На пороге вдруг замер. Дверной проем. Там, за порогом – она. Так же стояла вчера. Белое лицо. И Тину почему-то страшно переступить через порог. Словно перейти какую-то невидимую черту, после которой уже ничего не исправишь. Хотя какого хрена? Он шагнул за эту черту давно. И всё равно Тихон зажмурился, выходя из квартиры. До кучи у него теперь еще и фобия дверных косяков и порогов.
По дороге в ресторан Тин решил, что ему надо все-таки выпить. Опохмелиться. Потому что адская головная боль и жжение в желудке не отпускали. Потому что было совсем херово. Потому что… «С ангиной не шутят, Тиша!» У него ж еще и ангина. Впервые за очень долгое время ему захотелось застонать. Не от удовольствия, как в постели с красивой бабой. А от боли и бессилия.
Он вышел из машины. Хмуро кивнул Никодиму-Виталию на входе. Потом поговорит. Сначала выпить.
– Лёха, сидра мне налей.
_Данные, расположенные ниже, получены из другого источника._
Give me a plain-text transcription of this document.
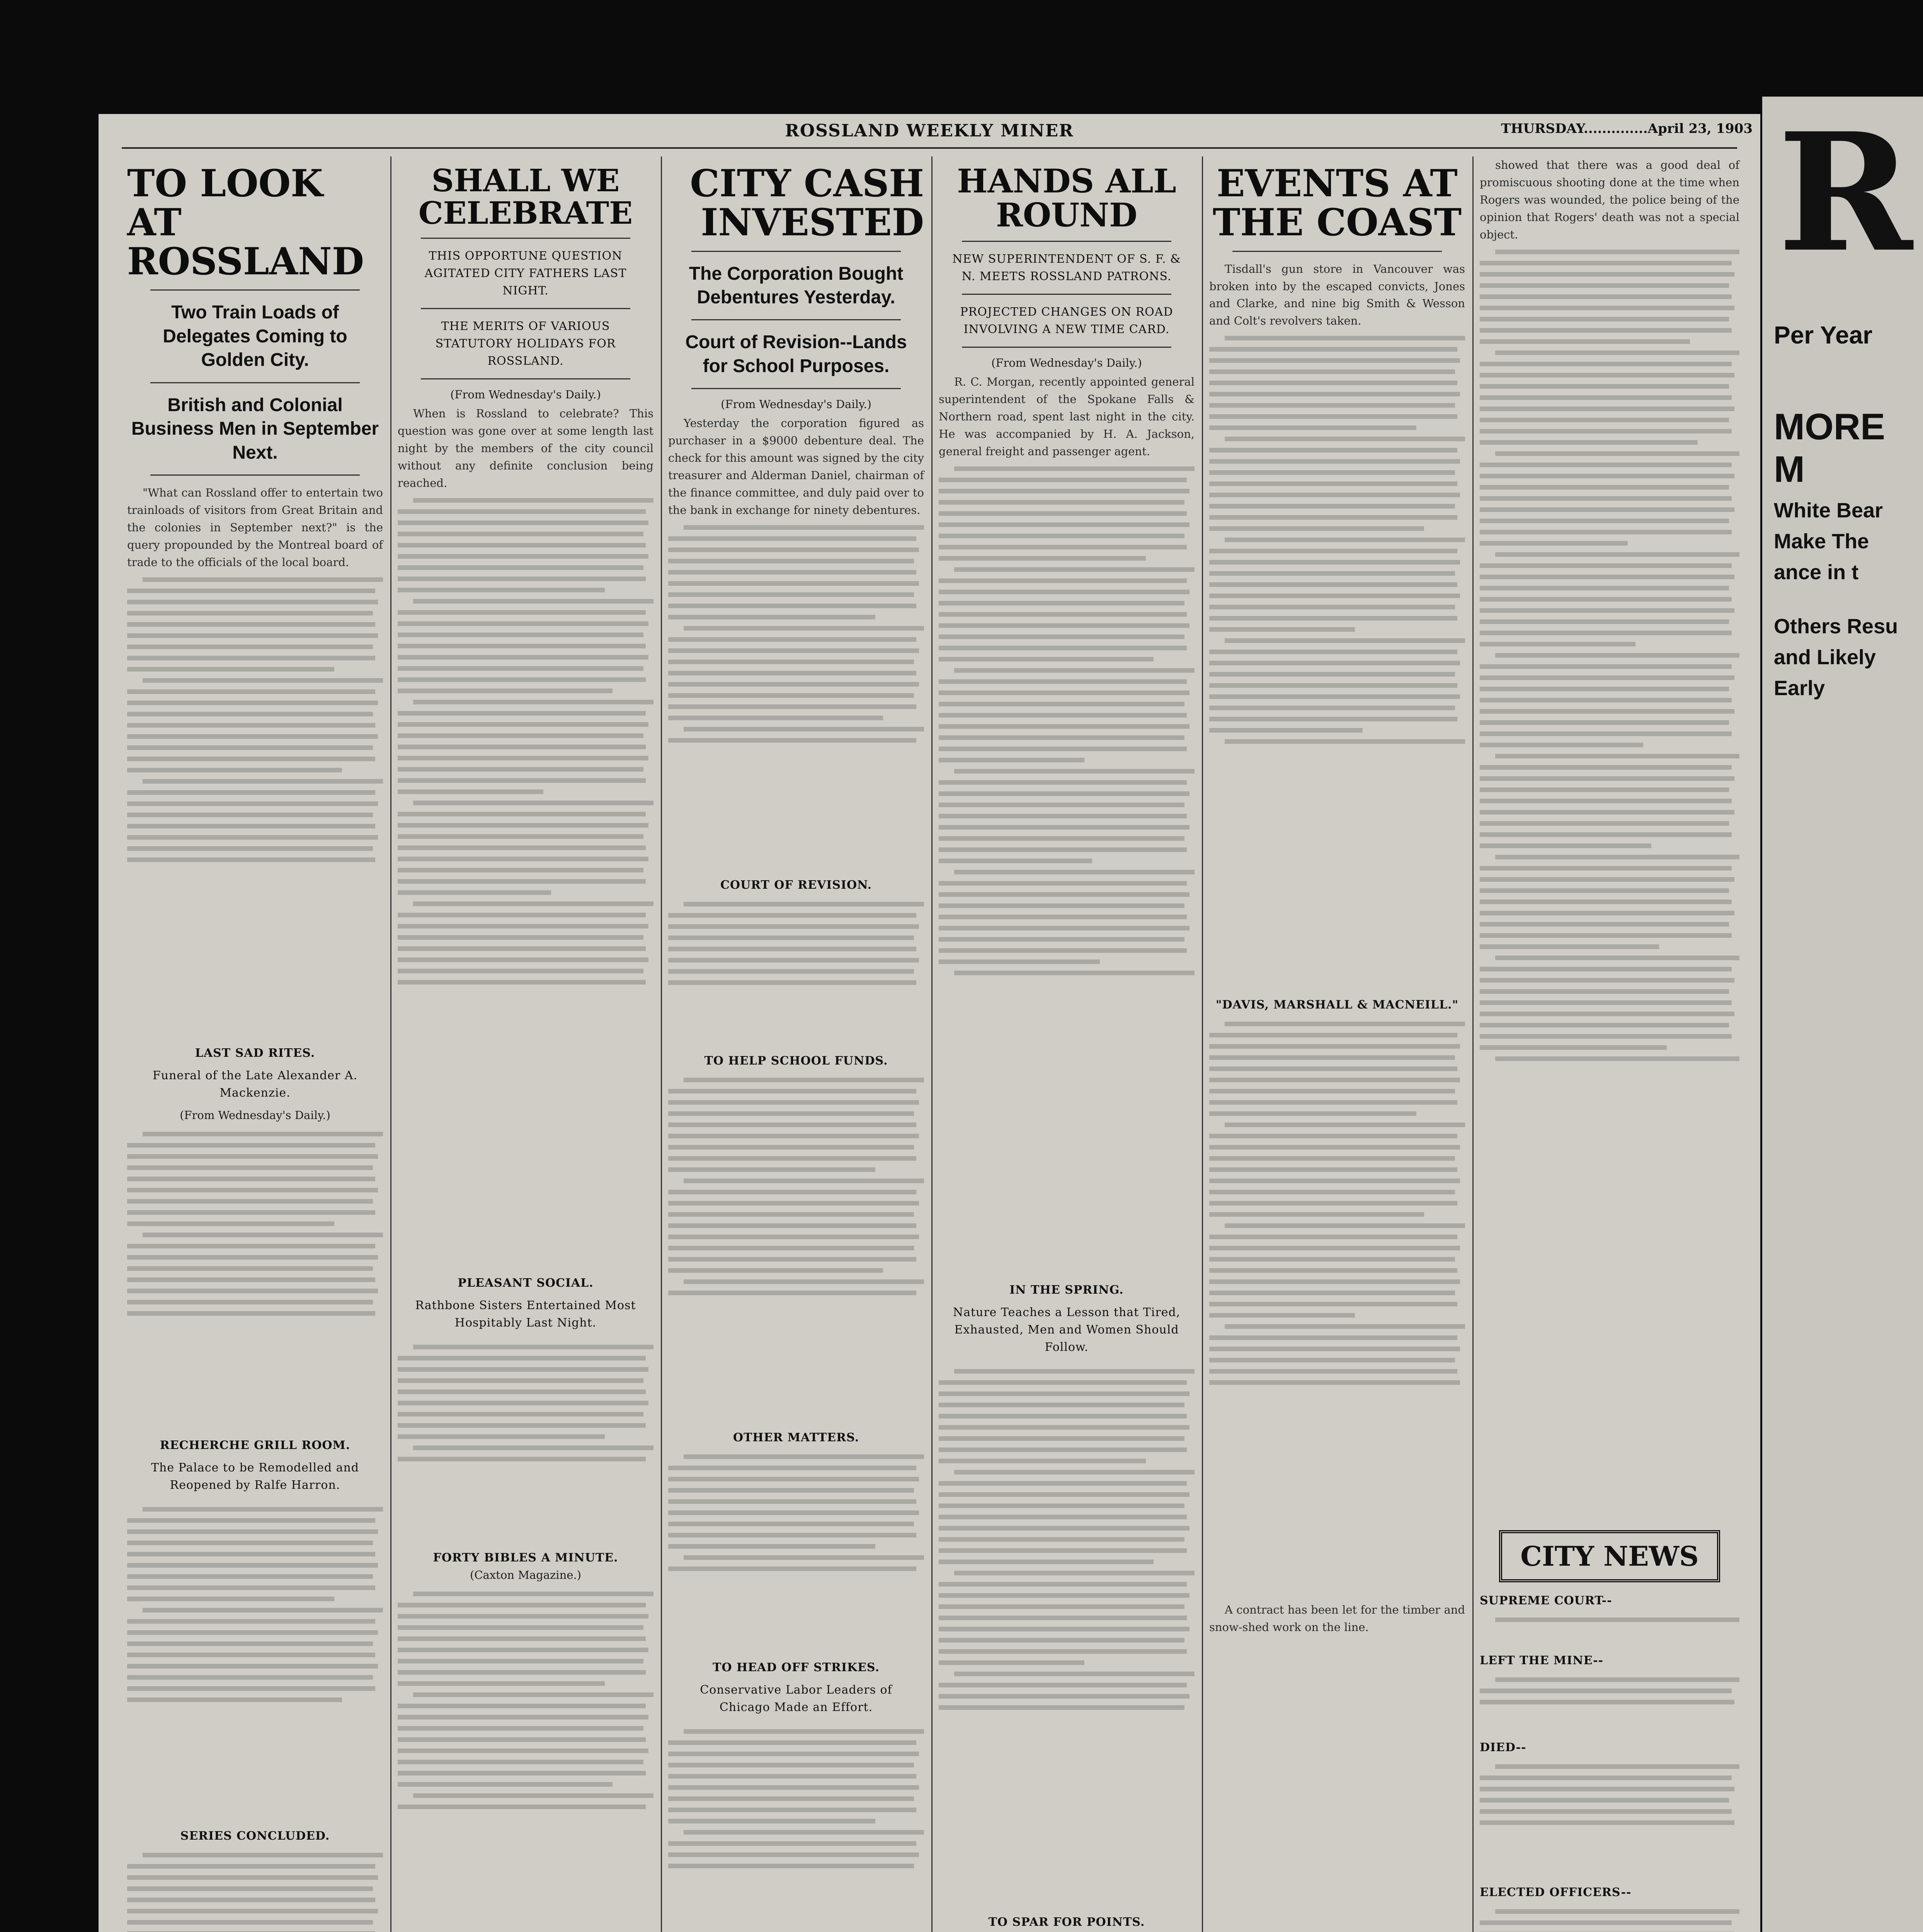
ROSSLAND WEEKLY MINER	THURSDAY..............April 23, 1903
TO LOOK AT ROSSLAND
Two Train Loads of Delegates Coming to Golden City.
British and Colonial Business Men in September Next.

"What can Rossland offer to entertain two trainloads of visitors from Great Britain and the colonies in September next?" is the query propounded by the Montreal board of trade to the officials of the local board.

LAST SAD RITES.
Funeral of the Late Alexander A. Mackenzie.
(From Wednesday's Daily.)
RECHERCHE GRILL ROOM.
The Palace to be Remodelled and Reopened by Ralfe Harron.
SERIES CONCLUDED.
SHALL WE CELEBRATE
THIS OPPORTUNE QUESTION AGITATED CITY FATHERS LAST NIGHT.
THE MERITS OF VARIOUS STATUTORY HOLIDAYS FOR ROSSLAND.
(From Wednesday's Daily.)

When is Rossland to celebrate? This question was gone over at some length last night by the members of the city council without any definite conclusion being reached.

PLEASANT SOCIAL.
Rathbone Sisters Entertained Most Hospitably Last Night.
FORTY BIBLES A MINUTE.
(Caxton Magazine.)
CITY CASH INVESTED
The Corporation Bought Debentures Yesterday.
Court of Revision--Lands for School Purposes.
(From Wednesday's Daily.)

Yesterday the corporation figured as purchaser in a $9000 debenture deal. The check for this amount was signed by the city treasurer and Alderman Daniel, chairman of the finance committee, and duly paid over to the bank in exchange for ninety debentures.

COURT OF REVISION.
TO HELP SCHOOL FUNDS.
OTHER MATTERS.
TO HEAD OFF STRIKES.
Conservative Labor Leaders of Chicago Made an Effort.
HANDS ALL ROUND
NEW SUPERINTENDENT OF S. F. & N. MEETS ROSSLAND PATRONS.
PROJECTED CHANGES ON ROAD INVOLVING A NEW TIME CARD.
(From Wednesday's Daily.)

R. C. Morgan, recently appointed general superintendent of the Spokane Falls & Northern road, spent last night in the city. He was accompanied by H. A. Jackson, general freight and passenger agent.

IN THE SPRING.
Nature Teaches a Lesson that Tired, Exhausted, Men and Women Should Follow.
TO SPAR FOR POINTS.
EVENTS AT THE COAST

Tisdall's gun store in Vancouver was broken into by the escaped convicts, Jones and Clarke, and nine big Smith & Wesson and Colt's revolvers taken.

"DAVIS, MARSHALL & MACNEILL."

A contract has been let for the timber and snow-shed work on the line.

showed that there was a good deal of promiscuous shooting done at the time when Rogers was wounded, the police being of the opinion that Rogers' death was not a special object.

CITY NEWS
SUPREME COURT--
LEFT THE MINE--
DIED--
ELECTED OFFICERS--
R
Per Year
MORE M
White Bear
Make The
ance in t
Others Resu
and Likely
Early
Вишнёвого.
Бармен, оторвавшийся от какого-то автомобильного журнала, который листал до этого, одарил хозяина ничего не выражающим взглядом и водрузил на тёмную полированную поверхность стойки невесть откуда добытую табличку «Бар не работает». Тихон опешил.
– Это что такое?
– Не видно, что ли? – Лещ повернул табличку к себе, протёр полотенцем. – Бар открывается вечером. Сейчас закрыт.
– Ты берега не попутал, Лещинский?! Сидра мне дай!
Бармен отвернулся и демонстративно принялся полировать коньячный бокал.
– Бунт, значит, да? – зло выдохнул Тихон. – Ну, дождётесь вы у меня…
Он слез с табурета и отправился на кухню. Нельзя опускаться до склок с собственным барменом.
– О, явился, не запылился, – так прокомментировал его появление на кухне Михаил Александрович.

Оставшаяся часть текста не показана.